In a report given to the Webster Groves Board of Education at its Oct. 23 meeting, Assistant Superintendent for Learning Kristin Denbow noted the gap in math and reading tests for kindergarten through the sixth grade.
"What the overwhelming data shows is that our students are entering our school system – white students and our African-American students – with a big gap," said Denbow, noting that in some cases, the gap keeps growing.
"We saw this trend last year in that our incoming students actually have a bigger gap this year than we actually saw last year," she said. "We were talking about early intervention and what we needed to do with our youngest students in kindergarten and first grade."
Denbow also noted some mixed results in the "summer slide" of achievement for first through sixth grades.
Scores actually increased for the first grade, possibly because the largest group of students participating in summer school was before that year. For second grade, it was up for whites and down slightly for African Americans. There was a sharp dip for the third grade, a slight dip for fourth and fifth grades and a deeper dip for sixth grades.
"As the years go on, the summer slide continues to grow. And in some cases, there wasn't a general trend for our white students and our African-American students," Denbow said.
During the same meeting, Assistant Superintendent of Human Resources Sandy Wiley reported on efforts to close a different kind of gap: in the number of professional staff members of color.
"What we've found in some of our dialogues is that a lot of those I've spoken to either don't know about Webster Groves School District and/or don't think that Webster Groves is a place for them for whatever reason," Wiley said.
The district wants to provide an informal opportunity for candidates of color to come and learn about Webster, Wiley said.
Possibilities include a diversity fair and getting access to colleges and universities where possible candidates attend, Wiley said.
In other news, the independent CPA firm of Clifton Larsen Allen, reported that the district received a "clean" audit opinion on its financial statements for the fiscal year 2016-17. That's the highest level of financial reporting a district can have.
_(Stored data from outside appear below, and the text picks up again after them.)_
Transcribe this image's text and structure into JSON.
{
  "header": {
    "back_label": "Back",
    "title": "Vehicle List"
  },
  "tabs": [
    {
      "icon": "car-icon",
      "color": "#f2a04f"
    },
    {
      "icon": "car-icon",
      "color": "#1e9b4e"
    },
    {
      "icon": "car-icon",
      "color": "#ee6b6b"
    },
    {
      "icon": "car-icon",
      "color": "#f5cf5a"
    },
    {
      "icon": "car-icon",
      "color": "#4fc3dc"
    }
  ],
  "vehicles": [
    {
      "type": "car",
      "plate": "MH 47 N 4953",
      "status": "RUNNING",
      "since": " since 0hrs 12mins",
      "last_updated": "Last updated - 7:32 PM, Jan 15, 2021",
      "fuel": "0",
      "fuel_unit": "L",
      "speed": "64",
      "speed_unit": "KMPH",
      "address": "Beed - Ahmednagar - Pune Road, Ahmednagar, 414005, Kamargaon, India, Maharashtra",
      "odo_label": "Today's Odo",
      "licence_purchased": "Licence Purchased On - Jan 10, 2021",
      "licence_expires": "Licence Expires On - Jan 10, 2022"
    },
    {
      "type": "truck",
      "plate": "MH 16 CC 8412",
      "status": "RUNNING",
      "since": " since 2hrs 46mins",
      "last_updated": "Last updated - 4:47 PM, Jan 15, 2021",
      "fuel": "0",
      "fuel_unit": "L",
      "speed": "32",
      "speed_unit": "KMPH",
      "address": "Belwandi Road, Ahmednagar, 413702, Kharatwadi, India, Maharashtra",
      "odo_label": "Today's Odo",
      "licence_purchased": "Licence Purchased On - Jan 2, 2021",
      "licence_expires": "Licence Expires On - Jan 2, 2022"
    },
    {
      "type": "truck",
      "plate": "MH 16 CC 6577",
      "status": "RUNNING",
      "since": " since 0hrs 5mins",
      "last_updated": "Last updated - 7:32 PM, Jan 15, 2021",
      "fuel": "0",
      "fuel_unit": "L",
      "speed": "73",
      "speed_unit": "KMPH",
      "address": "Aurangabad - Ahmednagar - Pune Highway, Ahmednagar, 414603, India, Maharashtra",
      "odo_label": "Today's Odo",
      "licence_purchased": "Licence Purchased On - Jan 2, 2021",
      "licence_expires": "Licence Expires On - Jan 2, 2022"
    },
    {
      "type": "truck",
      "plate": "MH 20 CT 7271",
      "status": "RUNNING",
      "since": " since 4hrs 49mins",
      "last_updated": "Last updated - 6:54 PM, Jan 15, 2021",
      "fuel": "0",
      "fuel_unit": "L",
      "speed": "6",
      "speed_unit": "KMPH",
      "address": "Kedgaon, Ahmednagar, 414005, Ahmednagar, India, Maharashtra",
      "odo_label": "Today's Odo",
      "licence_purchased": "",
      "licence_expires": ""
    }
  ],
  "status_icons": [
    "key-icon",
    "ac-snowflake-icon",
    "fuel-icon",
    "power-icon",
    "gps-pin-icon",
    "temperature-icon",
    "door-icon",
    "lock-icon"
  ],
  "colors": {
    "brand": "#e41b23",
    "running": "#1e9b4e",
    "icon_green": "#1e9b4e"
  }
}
The board also appointed Kathryn (Jayne) Drennen, Elyse Manterfield, Justin Hauke and Kurt Schafers as new members of the district's finance advisory committee for a term of at least three years. The committee advises the district on various finance matters, including salaries, budgets and funding sources.
In addition, the board appointed Stephen Myers to the building advisory committee to a term of at least three years. The committee advises the district on different aspects of it building program, such as roofs, carpeting, parking lots and athletic fields.